Above all, however, the City of Joy was a place where the most extreme economic poverty ran rife. Nine out of ten of its inhabitants did not have a single rupee per day with which to buy half a pound of rice. Furthermore, like all … slums, the City of Joy was generally ignored by other citizens of Calcutta, except in case of crime or strike. Considered a dangerous neighborhood with a terrible reputation, the haunt of untouchables, pariahs, social rejects, it was a world apart, living apart from the world.

But it is just through the existence of these appalling conditions that great gifts of love and sacrifice have been made possible. And now, thankfully, many inroads have been made to reduce the community’s entrenched scourges – disease, unemployment, pollution, poverty, crime and filth. “Bless you, Calcutta,” Kovalski says, “for in your wretchedness you have given birth to saints.”

But the book’s greatest message is that, despite the brutal squalor, despite the everyday human tragedies, the City of Joy is redeemed by the sublime desire among its inhabitants to share, to give something to the next person even when there isn’t enough for oneself.
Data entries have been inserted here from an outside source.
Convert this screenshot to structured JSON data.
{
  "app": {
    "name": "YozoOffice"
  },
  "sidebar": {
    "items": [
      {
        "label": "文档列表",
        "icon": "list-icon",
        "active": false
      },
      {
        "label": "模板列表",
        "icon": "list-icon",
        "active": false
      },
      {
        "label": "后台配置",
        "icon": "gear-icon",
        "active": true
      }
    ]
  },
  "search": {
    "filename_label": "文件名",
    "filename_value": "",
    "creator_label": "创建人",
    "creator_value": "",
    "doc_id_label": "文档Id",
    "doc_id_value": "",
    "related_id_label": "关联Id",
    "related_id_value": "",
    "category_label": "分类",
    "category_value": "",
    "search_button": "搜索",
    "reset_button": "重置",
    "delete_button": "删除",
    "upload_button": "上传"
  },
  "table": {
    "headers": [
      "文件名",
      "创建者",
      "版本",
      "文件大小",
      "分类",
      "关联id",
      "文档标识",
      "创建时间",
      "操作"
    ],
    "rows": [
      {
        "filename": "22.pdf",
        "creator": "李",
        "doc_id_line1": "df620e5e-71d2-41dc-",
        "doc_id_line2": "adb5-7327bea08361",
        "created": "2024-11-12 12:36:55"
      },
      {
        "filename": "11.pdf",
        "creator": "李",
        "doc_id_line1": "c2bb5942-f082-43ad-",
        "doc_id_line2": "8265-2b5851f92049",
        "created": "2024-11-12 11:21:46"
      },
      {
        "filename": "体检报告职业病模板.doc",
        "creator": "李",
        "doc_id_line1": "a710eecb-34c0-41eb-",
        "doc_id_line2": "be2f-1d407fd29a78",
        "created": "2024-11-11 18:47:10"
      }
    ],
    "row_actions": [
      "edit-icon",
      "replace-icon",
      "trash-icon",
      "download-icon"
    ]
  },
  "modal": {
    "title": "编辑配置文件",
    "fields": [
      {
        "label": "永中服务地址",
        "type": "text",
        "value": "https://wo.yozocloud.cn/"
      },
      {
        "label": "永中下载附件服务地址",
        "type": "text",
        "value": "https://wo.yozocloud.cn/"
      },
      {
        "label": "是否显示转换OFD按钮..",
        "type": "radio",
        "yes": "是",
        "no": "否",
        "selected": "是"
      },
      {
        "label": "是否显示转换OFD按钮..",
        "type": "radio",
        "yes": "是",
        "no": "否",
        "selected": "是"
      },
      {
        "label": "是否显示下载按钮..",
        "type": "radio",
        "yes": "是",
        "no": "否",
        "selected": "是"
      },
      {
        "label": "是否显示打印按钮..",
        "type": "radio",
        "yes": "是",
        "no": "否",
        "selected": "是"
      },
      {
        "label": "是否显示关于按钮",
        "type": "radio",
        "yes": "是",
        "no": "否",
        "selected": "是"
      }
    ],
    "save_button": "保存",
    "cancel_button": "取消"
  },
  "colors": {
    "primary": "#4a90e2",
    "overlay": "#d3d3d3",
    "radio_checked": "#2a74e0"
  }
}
In the midst of disease, hunger and poverty, these uneducated citizens of Calcutta are indeed enlightened and ennobled. 

They give of themselves – even up to imparting their own bodies – when there is nothing else to give; and they still somehow manage to comply with their religious customs and beliefs. Their stoic, cheerful outlook remains constant. They truly know what it is to experience joy.